[igt-dev] [RFC i-g-t v2 0/3] Add multi-process subtests for multi-GPUs

Tue Oct 11 09:31:11 UTC 2022

On Tue, 11 Oct 2022 11:17:03 +0300
Petri Latvala <petri.latvala at intel.com> wrote:

> On Fri, Oct 07, 2022 at 08:48:58PM +0200, Kamil Konieczny wrote:
> > Add one simple macro igt_fork_dyn() and two new helpers in
> > igt_core to enable running dynamic tests on two or more GPUs in
> > parallel.
> > To test this idea I modified two subtests gem_basic at create-close
> > and gem_exec_gttfill at basic.
> > It is open-coded for ease of debug but can be converted
> > into macro if this idea will get acceptance.
> > 
> > Todo: add some log extension to igt_core from Mauro:
> >   https://patchwork.freedesktop.org/series/109171/
> >   "add sysfs node at subtest results when available"
> > 
> > See some logs below.
> > 
> > Cc: Anna Karas <anna.karas at intel.com>
> > Cc: Zbigniew Kempczyński <zbigniew.kempczynski at intel.com>
> > Cc: Mauro Carvalho Chehab <mauro.chehab at linux.intel.com>
> > Cc: Petri Latvala <petri.latvala at intel.com>
> > 
> > This is log from gem_exec_gttfill run on one GPU machine:
> > 
> > IGT-Version: 1.26-NO-GIT (x86_64) (Linux: 6.0.0-rc5-CI_DRM_12145-g2dc9ea03abff x86_64)
> > Starting subtest: basic
> > Starting dynamic subtest: basic-gpu-0
> > Starting dynamic subtest: basic-gpu-1
> > Test requirement not met in function start_helpers, file ../tests/i915/gem_exec_gttfill.c:229:
> > Test requirement: i915 > 0
> > Last errno: 2, No such file or directory
> > Dynamic subtest basic-gpu-1: SKIP (0.025s)
> > Setup 1025 batches in 1051.24ms
> > engine[2]: 2 cycles
> > engine[1]: 1 cycles
> > engine[0]: 3 cycles
> > engine[3]: 2 cycles
> > engine[4]: 2 cycles
> > Total: 10 cycles
> > Dynamic subtest basic-gpu-0: SUCCESS (2.960s)
> > Subtest basic: SUCCESS (2.967s)
> > 
> > Result from machine with two discrete GPUs:
> > 
> > Starting subtest: basic
> > Starting dynamic subtest: basic-gpu-0
> > Starting dynamic subtest: basic-gpu-1
> > Setup 1025 batches in 3518.56ms
> > Setup 1025 batches in 3494.03ms
> > ...
> > Dynamic subtest basic-gpu-0: SUCCESS (35.349s)
> > Dynamic subtest basic-gpu-1: SUCCESS (35.374s)
> > Subtest basic: SUCCESS (35.401s)  
> 
> Having child processes report results breaks a surprising amount of
> things. Only the main process should enter/exit subtests or dynamic
> subtests.

Ok, but still it makes sense to have per-subtest results somehow.
Perhaps we'll need a new igt macro to report multiGPU child test 
results.

> There isn't much value here having the separate gpus in separate
> dynamic subtests. Conceptually dynamic subtests are entry points that
> are not enumerable at compile-time, and this change conceptually
> always wants to run all of them really.

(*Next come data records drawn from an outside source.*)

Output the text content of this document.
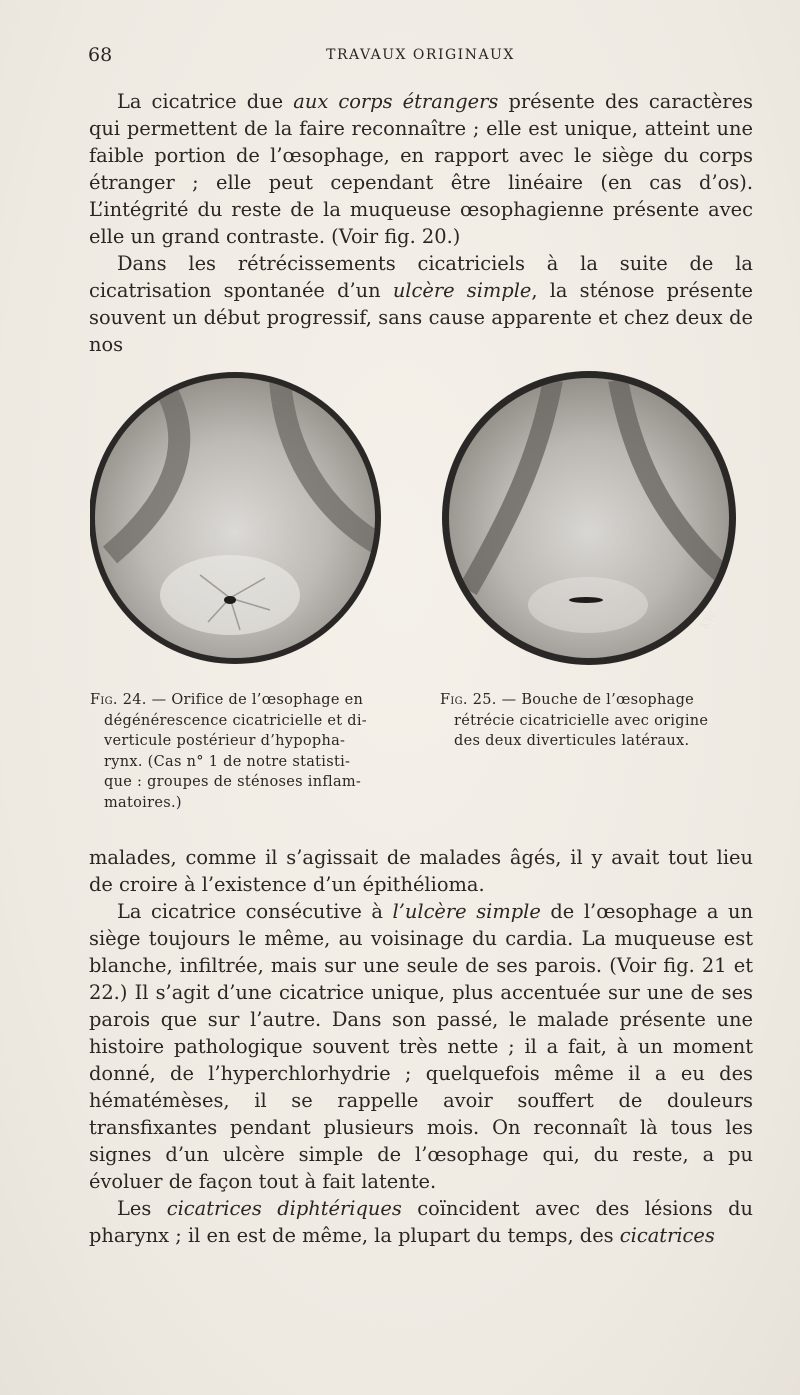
68	TRAVAUX ORIGINAUX

La cicatrice due aux corps étrangers présente des caractères qui permettent de la faire reconnaître ; elle est unique, atteint une faible portion de l’œsophage, en rapport avec le siège du corps étranger ; elle peut cependant être linéaire (en cas d’os). L’intégrité du reste de la muqueuse œsophagienne présente avec elle un grand contraste. (Voir fig. 20.)

Dans les rétrécissements cicatriciels à la suite de la cicatrisation spontanée d’un ulcère simple, la sténose présente souvent un début progressif, sans cause apparente et chez deux de nos

KW
Fig. 24. — Orifice de l’œsophage en
dégénérescence cicatricielle et di-
verticule postérieur d’hypopha-
rynx. (Cas n° 1 de notre statisti-
que : groupes de sténoses inflam-
matoires.)
Fig. 25. — Bouche de l’œsophage
rétrécie cicatricielle avec origine
des deux diverticules latéraux.

malades, comme il s’agissait de malades âgés, il y avait tout lieu de croire à l’existence d’un épithélioma.

La cicatrice consécutive à l’ulcère simple de l’œsophage a un siège toujours le même, au voisinage du cardia. La muqueuse est blanche, infiltrée, mais sur une seule de ses parois. (Voir fig. 21 et 22.) Il s’agit d’une cicatrice unique, plus accentuée sur une de ses parois que sur l’autre. Dans son passé, le malade présente une histoire pathologique souvent très nette ; il a fait, à un moment donné, de l’hyperchlorhydrie ; quelquefois même il a eu des hématémèses, il se rappelle avoir souffert de douleurs transfixantes pendant plusieurs mois. On reconnaît là tous les signes d’un ulcère simple de l’œsophage qui, du reste, a pu évoluer de façon tout à fait latente.

Les cicatrices diphtériques coïncident avec des lésions du pharynx ; il en est de même, la plupart du temps, des cicatrices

The usage of one or multiple GPUs is a runtime decision, based on IGT_DEVICE 
handling logic. That should not decided at compile-time.

> Instead this should just have everything in the subtest and manually
> print which gpu is doing what.

This exercise actually rises an interesting point: on a multi-GPU run,
what should be the "global" test result when the same test has different
results depending on the GPU?

I mean, if they all have identical results, there's no problem, but
what happens if:

- just a subset of the GPUs returns FAIL?
- one GPU have the test skipped while the others have the same result?
- the same test fails on a subset, pass on another subset, and eventually
  it is skipped on others?

IMO, the per-GPU test result should be propagated to the final test result,
with a logic similar to this pseudo-code:

    int run_on_multi_gpus(...)
    {
	int n_gpus;
	int test_exit[n_gpus];
	int i;
	int global = IGT_EXIT_SKIP;

	do_run_tests(&test_exit, ...);

	for (i = 0; i < n_gpus; i++) {
		switch (test_exit[i]) {
		case IGT_EXIT_SKIP:
			break;
		case IGT_EXIT_ABORT:
			return IGT_EXIT_ABORT;
		case IGT_EXIT_SUCCESS:
			if (global == IGT_EXIT_SKIP)
				global = test_exit[i];
			break;
		default: // Handle invalid and failure
			if (global != IGT_EXIT_FAILURE)
				global = test_exit[i];
			break;
		}
	}
	return global;
    }

E. g.:

- if an abort is returned, return IGT_EXIT_ABORT;
- if all GPUs have the test skipped, return IGT_EXIT_SKIP;
- if all non-skipped tests had success, return IGT_EXIT_SUCCESS;
- if one or more GPUs test fail, return IGT_EXIT_FAILURE;
- otherwise, return IGT_EXIT_INVALID.

(by "return", I'm actually meaning doing the logic inside igt_skip,
 igt_success, igt_abort, igt_fail)

Regards,
Mauro